Airlines are calling the current financial environment one of the worst in industry history, but that is not to say there are no green shoots for aircraft makers. Continental ( CAL) says it remains enthusiastic about the pending delivery of 787s it has ordered, whenever they come, while United ( UAUA) is contemplating an aircraft order that would be placed by the end of the year. United has said it is talking with both Boeing ( BA) and Airbus. Speaking of Continental's order for 25 Dreamliners during an earnings conference call on Tuesday, CEO Larry Kellner said: "Fuel prices while down are still higher than in 2004, when we ordered (the 787). It's a very efficient aircraft (and) we have a lot of international growth opportunities out of Newark and Houston." Kellner said Continental expects to start to take delivery in 2011, but "clearly we're waiting for Boeing to update its schedule." American ( AMR) and Northwest, which is now part of Delta ( DAL), have also ordered the 787. Northwest would be the first U.S. airline to operate it. Meanwhile, on the United earnings call, CEO Glenn Tilton said the carrier is investigating an aircraft order as "a strategic consideration with a forward-looking agenda" and has been "very pleased with the responsiveness" of the manufacturers. CFO Kathryn Mikells added: "Challenging times like we're operating in today present issues we need to face today, but also opportunities. From a timing perspective, we're looking to make a decision before the end of the year, committing to a long-term fleet replacement strategy. The aircraft would not come for some number of years into the future."

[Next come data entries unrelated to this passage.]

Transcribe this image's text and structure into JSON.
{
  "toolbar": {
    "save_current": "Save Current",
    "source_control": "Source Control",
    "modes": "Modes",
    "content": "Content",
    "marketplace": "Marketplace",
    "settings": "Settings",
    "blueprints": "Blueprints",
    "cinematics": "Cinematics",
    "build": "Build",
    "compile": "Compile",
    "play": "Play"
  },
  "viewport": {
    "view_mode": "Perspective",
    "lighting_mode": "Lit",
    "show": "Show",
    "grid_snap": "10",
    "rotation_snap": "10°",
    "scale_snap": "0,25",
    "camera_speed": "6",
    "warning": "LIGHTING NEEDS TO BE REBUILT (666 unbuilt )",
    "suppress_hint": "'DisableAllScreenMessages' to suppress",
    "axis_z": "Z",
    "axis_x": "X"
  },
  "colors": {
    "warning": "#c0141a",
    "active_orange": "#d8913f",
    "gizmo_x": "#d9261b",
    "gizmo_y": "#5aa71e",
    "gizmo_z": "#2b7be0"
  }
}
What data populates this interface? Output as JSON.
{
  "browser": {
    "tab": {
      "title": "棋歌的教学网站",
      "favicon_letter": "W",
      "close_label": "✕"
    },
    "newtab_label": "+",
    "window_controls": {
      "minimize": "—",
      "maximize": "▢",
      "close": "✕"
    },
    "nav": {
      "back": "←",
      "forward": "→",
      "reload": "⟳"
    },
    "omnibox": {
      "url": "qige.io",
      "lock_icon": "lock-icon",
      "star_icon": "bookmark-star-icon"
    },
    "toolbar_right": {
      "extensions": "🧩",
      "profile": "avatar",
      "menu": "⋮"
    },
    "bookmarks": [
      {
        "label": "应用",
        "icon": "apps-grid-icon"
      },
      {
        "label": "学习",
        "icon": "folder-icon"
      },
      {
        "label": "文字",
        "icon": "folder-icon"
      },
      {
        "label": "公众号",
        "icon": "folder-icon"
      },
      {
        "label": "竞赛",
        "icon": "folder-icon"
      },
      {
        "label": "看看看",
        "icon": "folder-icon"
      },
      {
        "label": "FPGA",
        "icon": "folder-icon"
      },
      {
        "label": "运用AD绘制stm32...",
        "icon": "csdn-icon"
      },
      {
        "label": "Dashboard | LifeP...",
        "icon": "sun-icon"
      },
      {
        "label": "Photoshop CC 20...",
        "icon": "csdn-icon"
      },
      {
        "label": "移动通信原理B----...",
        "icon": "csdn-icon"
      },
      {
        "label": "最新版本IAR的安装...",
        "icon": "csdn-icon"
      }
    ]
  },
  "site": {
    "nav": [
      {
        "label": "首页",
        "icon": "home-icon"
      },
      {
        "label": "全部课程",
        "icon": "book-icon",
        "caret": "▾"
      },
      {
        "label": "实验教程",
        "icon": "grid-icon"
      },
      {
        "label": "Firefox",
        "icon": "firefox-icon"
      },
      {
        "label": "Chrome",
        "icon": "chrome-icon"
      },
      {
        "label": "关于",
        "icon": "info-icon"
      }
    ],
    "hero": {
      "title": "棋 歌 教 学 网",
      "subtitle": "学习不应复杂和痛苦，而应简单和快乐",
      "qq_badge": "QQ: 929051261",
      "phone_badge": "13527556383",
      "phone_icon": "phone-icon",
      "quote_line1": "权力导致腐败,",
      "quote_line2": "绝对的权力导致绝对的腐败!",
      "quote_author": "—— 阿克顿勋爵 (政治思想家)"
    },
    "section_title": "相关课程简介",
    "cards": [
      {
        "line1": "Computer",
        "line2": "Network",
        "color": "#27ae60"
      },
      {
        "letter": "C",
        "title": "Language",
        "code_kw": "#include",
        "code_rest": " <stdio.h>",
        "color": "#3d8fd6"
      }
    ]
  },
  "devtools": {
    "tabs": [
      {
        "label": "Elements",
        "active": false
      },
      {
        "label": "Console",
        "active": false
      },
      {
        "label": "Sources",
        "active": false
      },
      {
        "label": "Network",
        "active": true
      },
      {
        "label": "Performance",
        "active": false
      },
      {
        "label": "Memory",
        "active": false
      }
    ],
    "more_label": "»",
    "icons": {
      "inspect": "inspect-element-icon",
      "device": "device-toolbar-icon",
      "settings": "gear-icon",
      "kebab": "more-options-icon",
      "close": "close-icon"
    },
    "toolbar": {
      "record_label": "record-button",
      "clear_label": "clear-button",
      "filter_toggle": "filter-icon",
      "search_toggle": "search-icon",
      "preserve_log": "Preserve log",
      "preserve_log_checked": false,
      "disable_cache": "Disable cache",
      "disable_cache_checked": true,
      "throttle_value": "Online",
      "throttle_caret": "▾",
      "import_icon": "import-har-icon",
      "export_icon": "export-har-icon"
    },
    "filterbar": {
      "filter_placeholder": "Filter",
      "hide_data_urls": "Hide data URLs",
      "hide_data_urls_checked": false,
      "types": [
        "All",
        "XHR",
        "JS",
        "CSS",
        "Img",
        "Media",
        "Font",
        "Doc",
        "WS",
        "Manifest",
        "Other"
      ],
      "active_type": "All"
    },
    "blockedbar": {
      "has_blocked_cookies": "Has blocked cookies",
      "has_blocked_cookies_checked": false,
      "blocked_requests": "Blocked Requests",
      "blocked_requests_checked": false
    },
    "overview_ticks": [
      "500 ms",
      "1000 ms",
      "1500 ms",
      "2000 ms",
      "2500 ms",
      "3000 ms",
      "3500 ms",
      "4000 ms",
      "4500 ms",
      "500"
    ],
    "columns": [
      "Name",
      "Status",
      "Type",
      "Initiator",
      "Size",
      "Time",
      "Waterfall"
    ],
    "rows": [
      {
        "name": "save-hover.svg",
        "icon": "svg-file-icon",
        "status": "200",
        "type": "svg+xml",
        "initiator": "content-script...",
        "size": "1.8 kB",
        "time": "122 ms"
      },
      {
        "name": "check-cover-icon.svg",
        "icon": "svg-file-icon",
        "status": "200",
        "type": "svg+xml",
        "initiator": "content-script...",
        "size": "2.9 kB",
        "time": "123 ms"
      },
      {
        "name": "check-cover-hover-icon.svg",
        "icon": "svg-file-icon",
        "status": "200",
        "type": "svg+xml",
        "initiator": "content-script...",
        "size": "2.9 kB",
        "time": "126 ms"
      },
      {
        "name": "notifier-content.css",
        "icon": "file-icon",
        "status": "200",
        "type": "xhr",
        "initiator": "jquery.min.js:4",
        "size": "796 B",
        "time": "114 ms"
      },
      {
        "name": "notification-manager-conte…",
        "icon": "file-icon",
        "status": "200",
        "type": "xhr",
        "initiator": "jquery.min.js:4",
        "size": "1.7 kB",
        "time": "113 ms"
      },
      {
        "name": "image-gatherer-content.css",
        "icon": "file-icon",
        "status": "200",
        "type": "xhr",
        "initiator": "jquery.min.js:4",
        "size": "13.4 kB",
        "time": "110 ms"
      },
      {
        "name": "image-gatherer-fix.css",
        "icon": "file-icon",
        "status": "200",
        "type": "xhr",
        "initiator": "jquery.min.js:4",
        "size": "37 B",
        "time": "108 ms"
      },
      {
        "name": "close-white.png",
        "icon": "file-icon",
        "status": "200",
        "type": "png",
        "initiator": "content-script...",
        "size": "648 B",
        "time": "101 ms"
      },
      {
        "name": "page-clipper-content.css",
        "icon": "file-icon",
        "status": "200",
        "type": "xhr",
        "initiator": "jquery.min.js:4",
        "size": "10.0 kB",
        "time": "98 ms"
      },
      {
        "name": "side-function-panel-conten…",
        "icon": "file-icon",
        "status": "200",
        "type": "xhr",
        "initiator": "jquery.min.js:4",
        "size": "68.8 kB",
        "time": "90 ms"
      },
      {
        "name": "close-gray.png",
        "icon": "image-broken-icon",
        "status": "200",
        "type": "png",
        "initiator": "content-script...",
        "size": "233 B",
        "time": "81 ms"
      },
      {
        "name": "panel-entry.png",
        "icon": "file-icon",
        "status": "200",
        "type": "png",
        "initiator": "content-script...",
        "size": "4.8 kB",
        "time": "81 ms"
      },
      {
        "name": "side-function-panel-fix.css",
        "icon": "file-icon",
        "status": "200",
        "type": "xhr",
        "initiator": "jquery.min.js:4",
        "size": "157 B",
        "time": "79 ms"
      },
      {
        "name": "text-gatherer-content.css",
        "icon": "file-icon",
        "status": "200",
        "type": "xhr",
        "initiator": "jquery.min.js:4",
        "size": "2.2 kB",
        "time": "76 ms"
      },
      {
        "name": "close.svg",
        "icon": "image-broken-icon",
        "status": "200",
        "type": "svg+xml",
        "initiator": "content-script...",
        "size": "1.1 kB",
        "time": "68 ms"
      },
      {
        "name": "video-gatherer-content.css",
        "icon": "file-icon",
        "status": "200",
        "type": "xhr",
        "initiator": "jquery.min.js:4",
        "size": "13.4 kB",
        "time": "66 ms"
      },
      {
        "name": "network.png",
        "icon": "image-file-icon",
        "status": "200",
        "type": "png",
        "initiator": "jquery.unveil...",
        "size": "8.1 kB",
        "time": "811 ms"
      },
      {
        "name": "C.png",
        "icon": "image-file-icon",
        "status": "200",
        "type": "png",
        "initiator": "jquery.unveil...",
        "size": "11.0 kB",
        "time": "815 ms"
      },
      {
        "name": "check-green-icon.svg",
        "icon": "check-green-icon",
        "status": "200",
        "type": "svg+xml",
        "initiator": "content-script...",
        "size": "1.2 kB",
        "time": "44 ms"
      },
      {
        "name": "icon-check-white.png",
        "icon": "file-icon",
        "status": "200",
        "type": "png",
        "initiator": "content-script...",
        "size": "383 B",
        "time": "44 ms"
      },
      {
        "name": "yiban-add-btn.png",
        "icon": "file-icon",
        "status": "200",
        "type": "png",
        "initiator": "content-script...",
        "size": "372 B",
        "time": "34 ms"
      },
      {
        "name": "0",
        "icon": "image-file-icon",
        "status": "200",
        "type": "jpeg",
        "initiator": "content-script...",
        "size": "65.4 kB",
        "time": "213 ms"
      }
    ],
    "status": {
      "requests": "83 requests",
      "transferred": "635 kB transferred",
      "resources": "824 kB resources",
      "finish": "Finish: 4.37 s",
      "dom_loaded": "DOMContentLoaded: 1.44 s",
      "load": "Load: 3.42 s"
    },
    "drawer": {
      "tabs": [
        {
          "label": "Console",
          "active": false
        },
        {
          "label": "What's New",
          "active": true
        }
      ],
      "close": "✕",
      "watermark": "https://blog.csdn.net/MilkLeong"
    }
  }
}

United said last month that it would seek proposals from the manufacturers. In a letter to employees, Tilton said the carrier wants to replace its widebody fleet and potentially its 757 fleet. He specified these conditions: "In addition to earning a return
on investment, any aircraft order must be financed in a way that strengthens our balance sheet over the long term and does not impact our cash position" Clearly, United enters the aircraft market at an advantageous time. Orders at Airbus and Boeing have slowed precipitously during the past year, not surprisingly given the dismal operating environment, which shows no real signs of improvement.
Southwest ( LUV) warned Tuesday that it could lose money in the third quarter, normally the most profitable quarter for airlines. Southwest has not reported a third-quarter loss since 1972. Southwest and other carriers have strong leisure bookings through the summer, but leisure travel not only provides limited yields, but also drops off after Labor Day. Meanwhile, business travel is lagging badly. "The outlook is such that we can't confidently predict a profit," said CEO Gary Kelly, on the earnings conference call. "I don't think the worst is behind us -- I think the worst is ahead of us," Kelly said. "There's no reason to believe based on history that business travel will pick up sharply anytime soon." Business travel did not pick up sharply following the 1991 recession or the 2001 recession, and "this recession is worse," he said.